Current Behavior:
If accumulate_grad_batches > default of 1, the Trainer will proceed to take the loss from each batch and run loss.backward() for each batch accumulated, running the optimizer.step() once the desired number of batches has undergone backprop.
Loss averaging is only done for batch_loss_value.
Correct Behavior:
The loss from the output needs to be divided by accumulate_grad_batches before loss.backward() is run, otherwise the overall magnitude of the gradient could be up to N times greater for a simulated batch size N times bigger than the actual.
@AS-researcher6 good find, i see the bug. the division is done once the step is applied, but the division should be on line 926.
Current order:
Correct order:
Submitting the change.
Mind sanity checking PR #88
Gladly! Not sure if you're done fixing things but I don't see the commit where the loss is divided by self.accumulate_grad_batches before the loss.backward(). Otherwise the original version where self.batch_loss_value += loss.item() is good as long as the self.batch_loss_value is not averaged after.
look at the PR #88
line 928
Sorry, I don't think it's quite right yet. Accounting for multiple batches needs to happen in the actual loss itself before backpropagation.
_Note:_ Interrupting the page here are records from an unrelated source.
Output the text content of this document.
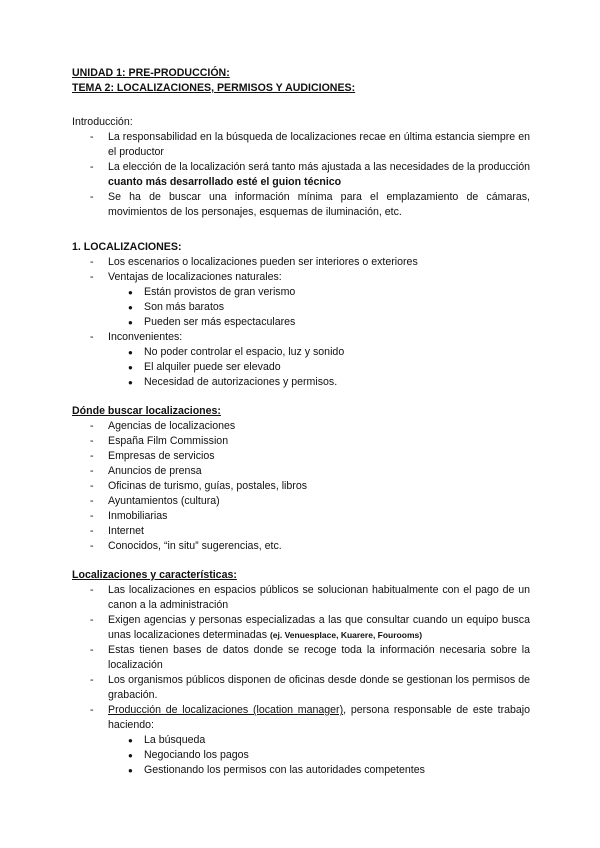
UNIDAD 1: PRE-PRODUCCIÓN:

TEMA 2: LOCALIZACIONES, PERMISOS Y AUDICIONES:

Introducción:
- La responsabilidad en la búsqueda de localizaciones recae en última estancia siempre en el productor
- La elección de la localización será tanto más ajustada a las necesidades de la producción cuanto más desarrollado esté el guion técnico
- Se ha de buscar una información mínima para el emplazamiento de cámaras, movimientos de los personajes, esquemas de iluminación, etc.
1. LOCALIZACIONES:
- Los escenarios o localizaciones pueden ser interiores o exteriores
- Ventajas de localizaciones naturales:
● Están provistos de gran verismo
● Son más baratos
● Pueden ser más espectaculares
- Inconvenientes:
● No poder controlar el espacio, luz y sonido
● El alquiler puede ser elevado
● Necesidad de autorizaciones y permisos.
Dónde buscar localizaciones:
- Agencias de localizaciones
- España Film Commission
- Empresas de servicios
- Anuncios de prensa
- Oficinas de turismo, guías, postales, libros
- Ayuntamientos (cultura)
- Inmobiliarias
- Internet
- Conocidos, “in situ” sugerencias, etc.
Localizaciones y características:
- Las localizaciones en espacios públicos se solucionan habitualmente con el pago de un canon a la administración
- Exigen agencias y personas especializadas a las que consultar cuando un equipo busca unas localizaciones determinadas (ej. Venuesplace, Kuarere, Fourooms)
- Estas tienen bases de datos donde se recoge toda la información necesaria sobre la localización
- Los organismos públicos disponen de oficinas desde donde se gestionan los permisos de grabación.
- Producción de localizaciones (location manager), persona responsable de este trabajo haciendo:
● La búsqueda
● Negociando los pagos
● Gestionando los permisos con las autoridades competentes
Otherwise, its like N accumulated additions of loss.backward() rather than N accumulated additions of (1/N * loss).backward()
After line 898 and before loss.backward() on the 903 if statement, there needs to be a line that's loss = loss / self.accumulate_grad_batches. Line 922 should still be self.batch_loss_value += loss.item(). Line 928 can be removed entirely, since the averaging has already been accounted for.
@AS-researcher6 i see. updated. Was following the wrong approach before.
How about now?
@AS-researcher6 merged to master. should be correct now. pls verify
All good. Thanks for the fixes!
Working on a SLURM cluster myself so may submit pull requests for expanded Trainer functionality and bring up more things in the future.